Глядя на вышеприведенный абзац с литературно-художественной точки зрения, я понимаю, что для восприятия высказанной мысли с максимальным сочувствием текст этот должен быть как бы перевернут и оживлен. То есть я должен выставить именно себя в нем виновным, а не жертвой, изобразить себя перепившим, угощающим участвующих в беседе ксенофобскими (русофобскими, например) сентенциями в присутствии Шарля (что-нибудь, например, о неготовности русских к демократии западного типа), затем извиняющимся перед ним. А через какое-то время, когда я опять увлекусь, «приму», как говорится, «лишнего на грудь», Шарль пожмет плечами и скажет окружающим: «Ну, вот. Родольф опять надрался, через десять минут начнет русофобствовать, а через час — обрыгает стену». Да, нужно переделать, так и опишу. Но не сейчас, неприятно все-таки, потом, — когда закончу этот роман, отшлифую его, буду уже вполне им доволен. Эти строки как раз и послужат мне напоминанием.
35
Явно нарушившееся теперь политическое равновесие в нашем небольшом обществе смущало меня, и теперь вам, должно быть, станет яснее, что толкнуло меня в «леваки-либералы», так что в какой-то момент мне представилось даже, что я вполне мог бы стать полноправным членом какого-нибудь очень исторического, очень заслуженного кибуца, похожего на приют для свергнутых монархов и разорившихся герцогинь (монархов идей, герцогинь духа). Настраиваясь же на волну собственной интуиции и отвлекаясь от посторонних соображений, я (как и многие другие) пребывал в убеждении, что я — человек умеренный, объективный. Я не знаю, что думают историки и психологи о причинах рано возникшего у людей стремления прикрывать зад и гениталии, но испытываю смущение и неловкость, когда слышу басистый словесный пердеж ура-патриотов или становлюсь свидетелем церемонии, на которой выпускает в небо человеколюбивый демагог полудохлого голубя мира.
Ох, черт бы подрал этого Леона, а вместе с ним — еще и Бурнизьен, и Оме. Как я вообще не люблю новых знакомств. Как много времени нужно мне обычно, чтобы проявить себя так, чтобы у постороннего человека сложилось верное обо мне представление. Какой адской кислотой наполняются мои внутренности, когда мне хочется донести до не знающего меня достаточно человека свою мысль, а он вдруг отстраняется, начинает, словно прикрывая ставни, стирать с лица бывшее у него до сих пор на лице приветливое выражение или даже явно хмуриться. Почему? Испуган ли он тем, что, как показалось ему, длинный, узкий, раздвоенный язык мой близко мелькнул у его глаз, счел ли, что — черт его (меня то есть) знает — не глуповат ли я, не страдаю ли от наплыва навязчивых идей, не зашорен ли, не из тех ли неприятных извращенных то ли снобов, то ли экспериментаторов, что страницу в отложенной книге способны заложить дугой срезанного ногтя.

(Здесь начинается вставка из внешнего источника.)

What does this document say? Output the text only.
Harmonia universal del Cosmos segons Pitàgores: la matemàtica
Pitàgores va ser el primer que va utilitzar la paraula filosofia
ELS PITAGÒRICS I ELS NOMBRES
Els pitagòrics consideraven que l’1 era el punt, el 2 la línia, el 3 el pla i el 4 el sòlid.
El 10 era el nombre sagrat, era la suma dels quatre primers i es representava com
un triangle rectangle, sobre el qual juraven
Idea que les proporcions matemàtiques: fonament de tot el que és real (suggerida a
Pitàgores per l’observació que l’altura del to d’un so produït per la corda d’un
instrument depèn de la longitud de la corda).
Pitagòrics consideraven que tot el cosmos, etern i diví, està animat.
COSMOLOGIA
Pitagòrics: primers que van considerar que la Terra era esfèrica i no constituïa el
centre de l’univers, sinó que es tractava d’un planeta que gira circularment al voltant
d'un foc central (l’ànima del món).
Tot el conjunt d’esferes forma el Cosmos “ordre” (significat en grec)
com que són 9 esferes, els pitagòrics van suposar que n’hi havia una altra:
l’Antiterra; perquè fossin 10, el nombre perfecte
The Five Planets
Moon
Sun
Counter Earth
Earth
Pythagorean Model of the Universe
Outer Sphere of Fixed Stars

Тяжело мне с незнакомцами. Иногда в такой ситуации я напоминаю самому себе человека, в молодости бывшего активным донором банка спермы, так и не женившегося и не создавшего семьи, а теперь сидящего на набережной, никем не узнаваемого. И вот сидит этот воображаемый Я и грустит, разглядывая проходящую мимо него и, может быть, очень близкородственную ему молодежь. Я потому так люблю бывать у Эммы с Шарлем, что они-то принимают меня всего таким, какой я есть, безоговорочно, всегда. Настоящие «старые друзья». Кавычки в данном случае означают не иронию, а подчеркивают близкое в нашем случае соответствие эталону этого понятия.
Еще что-нибудь из высказываний Леона? Вот:
«Я не удивлюсь, если демократы в Америке на следующих выборах выставят кандидатуру болотной жабы на пост президента, лишь бы доказать себе самим и продемонстрировать всему миру, какие они прогрессивные люди и до какой степени преданы делу защиты флоры и фауны».
Еще? Пожалуйста:
«Курт Воннегут — один из пророков современных мерзавцев. Если бы меня звали Курт, я может быть, тоже оплакивал бы бомбардировку Дрездена и всем рассказывал, как меня, военнопленного, немцы спасали в бомбоубежище от союзников. Но меня зовут Леон, я помню об Освенциме, куда меня наверняка укатали бы.
Еще что-нибудь на американскую тему? Вот: «Нью-Йорк Таймс» — это не газета и не направление мысли, это кроличьи уши еврейской опасливости.
Как и желание показать всему миру, что такое настоящий хороший еврей, подумалось мне, когда я услышал от Леона эту сентенцию.